Andrea Schenkel führt schon früh einen Täter ein in ihre Geschichte, sie erzählt von einem Tagedieb und Vagabunden, der sich jeweils für kurze Zeit als Taglöhner verdingt, dabei den Hof gründlich erkundet und seinen Arbeitgeber ausspioniert. Sein Wissen macht er sich dann nach einiger Zeit zu nutze, um in das jeweilige Haus einzubrechen, oder er gibt alle Informationen an seine Kumpels weiter, die dann den Raubzug ausführen und die Beute mit ihm teilen.
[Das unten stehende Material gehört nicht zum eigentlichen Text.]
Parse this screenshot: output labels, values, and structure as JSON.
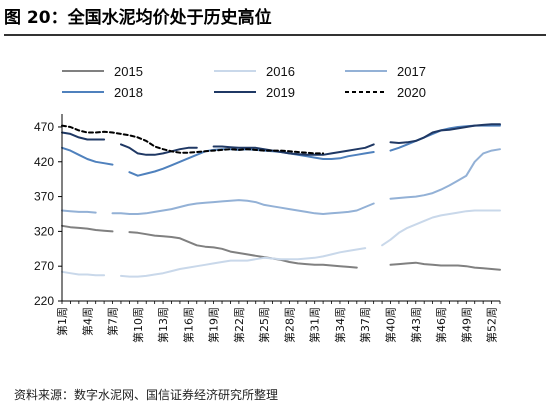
{
  "header": {
    "title": "图 20：全国水泥均价处于历史高位"
  },
  "footer": {
    "source": "资料来源：数字水泥网、国信证券经济研究所整理"
  },
  "colors": {
    "2015": "#808080",
    "2016": "#c9d8ea",
    "2017": "#93b1d6",
    "2018": "#4f81bd",
    "2019": "#1f3864",
    "2020": "#000000"
  },
  "chart_data": {
    "type": "line",
    "title": "",
    "xlabel": "",
    "ylabel": "",
    "ylim": [
      220,
      480
    ],
    "yticks": [
      220,
      270,
      320,
      370,
      420,
      470
    ],
    "x_ticks": [
      "第1周",
      "第4周",
      "第7周",
      "第10周",
      "第13周",
      "第16周",
      "第19周",
      "第22周",
      "第25周",
      "第28周",
      "第31周",
      "第34周",
      "第37周",
      "第40周",
      "第43周",
      "第46周",
      "第49周",
      "第52周"
    ],
    "grid": false,
    "legend_position": "top",
    "series": [
      {
        "name": "2015",
        "style": "solid",
        "values": [
          [
            1,
            328
          ],
          [
            2,
            326
          ],
          [
            3,
            325
          ],
          [
            4,
            324
          ],
          [
            5,
            322
          ],
          [
            6,
            321
          ],
          [
            7,
            320
          ],
          [
            9,
            319
          ],
          [
            10,
            318
          ],
          [
            11,
            316
          ],
          [
            12,
            314
          ],
          [
            13,
            313
          ],
          [
            14,
            312
          ],
          [
            15,
            310
          ],
          [
            16,
            305
          ],
          [
            17,
            300
          ],
          [
            18,
            298
          ],
          [
            19,
            297
          ],
          [
            20,
            295
          ],
          [
            21,
            291
          ],
          [
            22,
            289
          ],
          [
            23,
            287
          ],
          [
            24,
            285
          ],
          [
            25,
            283
          ],
          [
            26,
            281
          ],
          [
            27,
            279
          ],
          [
            28,
            276
          ],
          [
            29,
            274
          ],
          [
            30,
            273
          ],
          [
            31,
            272
          ],
          [
            32,
            272
          ],
          [
            33,
            271
          ],
          [
            34,
            270
          ],
          [
            35,
            269
          ],
          [
            36,
            268
          ],
          [
            38,
            268
          ],
          [
            40,
            272
          ],
          [
            41,
            273
          ],
          [
            42,
            274
          ],
          [
            43,
            275
          ],
          [
            44,
            273
          ],
          [
            45,
            272
          ],
          [
            46,
            271
          ],
          [
            47,
            271
          ],
          [
            48,
            271
          ],
          [
            49,
            270
          ],
          [
            50,
            268
          ],
          [
            51,
            267
          ],
          [
            52,
            266
          ],
          [
            53,
            265
          ]
        ]
      },
      {
        "name": "2016",
        "style": "solid",
        "values": [
          [
            1,
            262
          ],
          [
            2,
            260
          ],
          [
            3,
            258
          ],
          [
            4,
            258
          ],
          [
            5,
            257
          ],
          [
            6,
            257
          ],
          [
            8,
            256
          ],
          [
            9,
            255
          ],
          [
            10,
            255
          ],
          [
            11,
            256
          ],
          [
            12,
            258
          ],
          [
            13,
            260
          ],
          [
            14,
            263
          ],
          [
            15,
            266
          ],
          [
            16,
            268
          ],
          [
            17,
            270
          ],
          [
            18,
            272
          ],
          [
            19,
            274
          ],
          [
            20,
            276
          ],
          [
            21,
            278
          ],
          [
            22,
            278
          ],
          [
            23,
            278
          ],
          [
            24,
            280
          ],
          [
            25,
            282
          ],
          [
            26,
            281
          ],
          [
            27,
            280
          ],
          [
            28,
            280
          ],
          [
            29,
            280
          ],
          [
            30,
            281
          ],
          [
            31,
            282
          ],
          [
            32,
            284
          ],
          [
            33,
            287
          ],
          [
            34,
            290
          ],
          [
            35,
            292
          ],
          [
            36,
            294
          ],
          [
            37,
            296
          ],
          [
            39,
            300
          ],
          [
            40,
            308
          ],
          [
            41,
            318
          ],
          [
            42,
            325
          ],
          [
            43,
            330
          ],
          [
            44,
            335
          ],
          [
            45,
            340
          ],
          [
            46,
            343
          ],
          [
            47,
            345
          ],
          [
            48,
            347
          ],
          [
            49,
            349
          ],
          [
            50,
            350
          ],
          [
            51,
            350
          ],
          [
            52,
            350
          ],
          [
            53,
            350
          ]
        ]
      },
      {
        "name": "2017",
        "style": "solid",
        "values": [
          [
            1,
            350
          ],
          [
            2,
            349
          ],
          [
            3,
            348
          ],
          [
            4,
            348
          ],
          [
            5,
            347
          ],
          [
            7,
            346
          ],
          [
            8,
            346
          ],
          [
            9,
            345
          ],
          [
            10,
            345
          ],
          [
            11,
            346
          ],
          [
            12,
            348
          ],
          [
            13,
            350
          ],
          [
            14,
            352
          ],
          [
            15,
            355
          ],
          [
            16,
            358
          ],
          [
            17,
            360
          ],
          [
            18,
            361
          ],
          [
            19,
            362
          ],
          [
            20,
            363
          ],
          [
            21,
            364
          ],
          [
            22,
            365
          ],
          [
            23,
            364
          ],
          [
            24,
            362
          ],
          [
            25,
            358
          ],
          [
            26,
            356
          ],
          [
            27,
            354
          ],
          [
            28,
            352
          ],
          [
            29,
            350
          ],
          [
            30,
            348
          ],
          [
            31,
            346
          ],
          [
            32,
            345
          ],
          [
            33,
            346
          ],
          [
            34,
            347
          ],
          [
            35,
            348
          ],
          [
            36,
            350
          ],
          [
            37,
            355
          ],
          [
            38,
            360
          ],
          [
            40,
            367
          ],
          [
            41,
            368
          ],
          [
            42,
            369
          ],
          [
            43,
            370
          ],
          [
            44,
            372
          ],
          [
            45,
            375
          ],
          [
            46,
            380
          ],
          [
            47,
            386
          ],
          [
            48,
            393
          ],
          [
            49,
            400
          ],
          [
            50,
            420
          ],
          [
            51,
            432
          ],
          [
            52,
            436
          ],
          [
            53,
            438
          ]
        ]
      },
      {
        "name": "2018",
        "style": "solid",
        "values": [
          [
            1,
            440
          ],
          [
            2,
            436
          ],
          [
            3,
            430
          ],
          [
            4,
            424
          ],
          [
            5,
            420
          ],
          [
            6,
            418
          ],
          [
            7,
            416
          ],
          [
            9,
            405
          ],
          [
            10,
            400
          ],
          [
            11,
            403
          ],
          [
            12,
            406
          ],
          [
            13,
            410
          ],
          [
            14,
            415
          ],
          [
            15,
            420
          ],
          [
            16,
            425
          ],
          [
            17,
            430
          ],
          [
            18,
            435
          ],
          [
            19,
            437
          ],
          [
            20,
            438
          ],
          [
            21,
            438
          ],
          [
            22,
            437
          ],
          [
            23,
            438
          ],
          [
            24,
            437
          ],
          [
            25,
            436
          ],
          [
            26,
            435
          ],
          [
            27,
            434
          ],
          [
            28,
            432
          ],
          [
            29,
            430
          ],
          [
            30,
            428
          ],
          [
            31,
            426
          ],
          [
            32,
            424
          ],
          [
            33,
            424
          ],
          [
            34,
            425
          ],
          [
            35,
            428
          ],
          [
            36,
            430
          ],
          [
            37,
            432
          ],
          [
            38,
            434
          ],
          [
            40,
            436
          ],
          [
            41,
            440
          ],
          [
            42,
            445
          ],
          [
            43,
            450
          ],
          [
            44,
            455
          ],
          [
            45,
            460
          ],
          [
            46,
            465
          ],
          [
            47,
            468
          ],
          [
            48,
            470
          ],
          [
            49,
            471
          ],
          [
            50,
            472
          ],
          [
            51,
            472
          ],
          [
            52,
            472
          ],
          [
            53,
            472
          ]
        ]
      },
      {
        "name": "2019",
        "style": "solid",
        "values": [
          [
            1,
            462
          ],
          [
            2,
            460
          ],
          [
            3,
            455
          ],
          [
            4,
            452
          ],
          [
            5,
            452
          ],
          [
            6,
            452
          ],
          [
            8,
            445
          ],
          [
            9,
            440
          ],
          [
            10,
            432
          ],
          [
            11,
            430
          ],
          [
            12,
            430
          ],
          [
            13,
            432
          ],
          [
            14,
            435
          ],
          [
            15,
            438
          ],
          [
            16,
            440
          ],
          [
            17,
            440
          ],
          [
            19,
            442
          ],
          [
            20,
            442
          ],
          [
            21,
            441
          ],
          [
            22,
            440
          ],
          [
            23,
            440
          ],
          [
            24,
            440
          ],
          [
            25,
            438
          ],
          [
            26,
            436
          ],
          [
            27,
            434
          ],
          [
            28,
            432
          ],
          [
            29,
            431
          ],
          [
            30,
            430
          ],
          [
            31,
            430
          ],
          [
            32,
            430
          ],
          [
            33,
            432
          ],
          [
            34,
            434
          ],
          [
            35,
            436
          ],
          [
            36,
            438
          ],
          [
            37,
            440
          ],
          [
            38,
            445
          ],
          [
            40,
            448
          ],
          [
            41,
            447
          ],
          [
            42,
            448
          ],
          [
            43,
            450
          ],
          [
            44,
            455
          ],
          [
            45,
            462
          ],
          [
            46,
            465
          ],
          [
            47,
            466
          ],
          [
            48,
            468
          ],
          [
            49,
            470
          ],
          [
            50,
            472
          ],
          [
            51,
            473
          ],
          [
            52,
            474
          ],
          [
            53,
            474
          ]
        ]
      },
      {
        "name": "2020",
        "style": "dashed",
        "values": [
          [
            1,
            472
          ],
          [
            2,
            470
          ],
          [
            3,
            465
          ],
          [
            4,
            462
          ],
          [
            5,
            462
          ],
          [
            6,
            463
          ],
          [
            7,
            462
          ],
          [
            8,
            460
          ],
          [
            9,
            458
          ],
          [
            10,
            455
          ],
          [
            11,
            450
          ],
          [
            12,
            442
          ],
          [
            13,
            438
          ],
          [
            14,
            435
          ],
          [
            15,
            433
          ],
          [
            16,
            433
          ],
          [
            17,
            434
          ],
          [
            18,
            435
          ],
          [
            19,
            436
          ],
          [
            20,
            437
          ],
          [
            21,
            438
          ],
          [
            22,
            437
          ],
          [
            23,
            438
          ],
          [
            24,
            437
          ],
          [
            25,
            436
          ],
          [
            26,
            436
          ],
          [
            27,
            436
          ],
          [
            28,
            435
          ],
          [
            29,
            434
          ],
          [
            30,
            433
          ],
          [
            31,
            432
          ],
          [
            32,
            432
          ]
        ]
      }
    ]
  }
}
In ihrem raffiniert angelegten Plot entwickelt die Autorin ihre multi-perspektivisch erzählte Geschichte in weiten Teilen in Form von kurzen, persönlichen Berichten aus dem familiären und dörflichen Beziehungsgeflecht. Aus diesem vielstimmigen Chor entsteht nach und nach ein mosaikartiges Bild des Geschehens und seiner Vorbedingungen. So wird dann auch deutlich, dass Danner seine Tochter Barbara seit ihrem zwölften Lebensjahr sexuell missbraucht hat. Aus diesem Inzest ist später seine Enkeltochter entstanden, und Danner hat es geschafft, Barbara mit einem Flüchtling zu verheiraten, der auf das Erbe spekuliert hat. Später hat er den Schwiegersohn dann davongejagt und ihm Geld gegeben, damit er auf Nimmerwiedersehen nach Amerika auswandern könne. Als Barbara einige Jahre später wieder schwanger wurde, hat sie ein Verhältnis mit dem verwitweten Nachbarn angefangen und ihn dazu gebracht, sich als Vater ins Geburtsregister eintragen zu lassen.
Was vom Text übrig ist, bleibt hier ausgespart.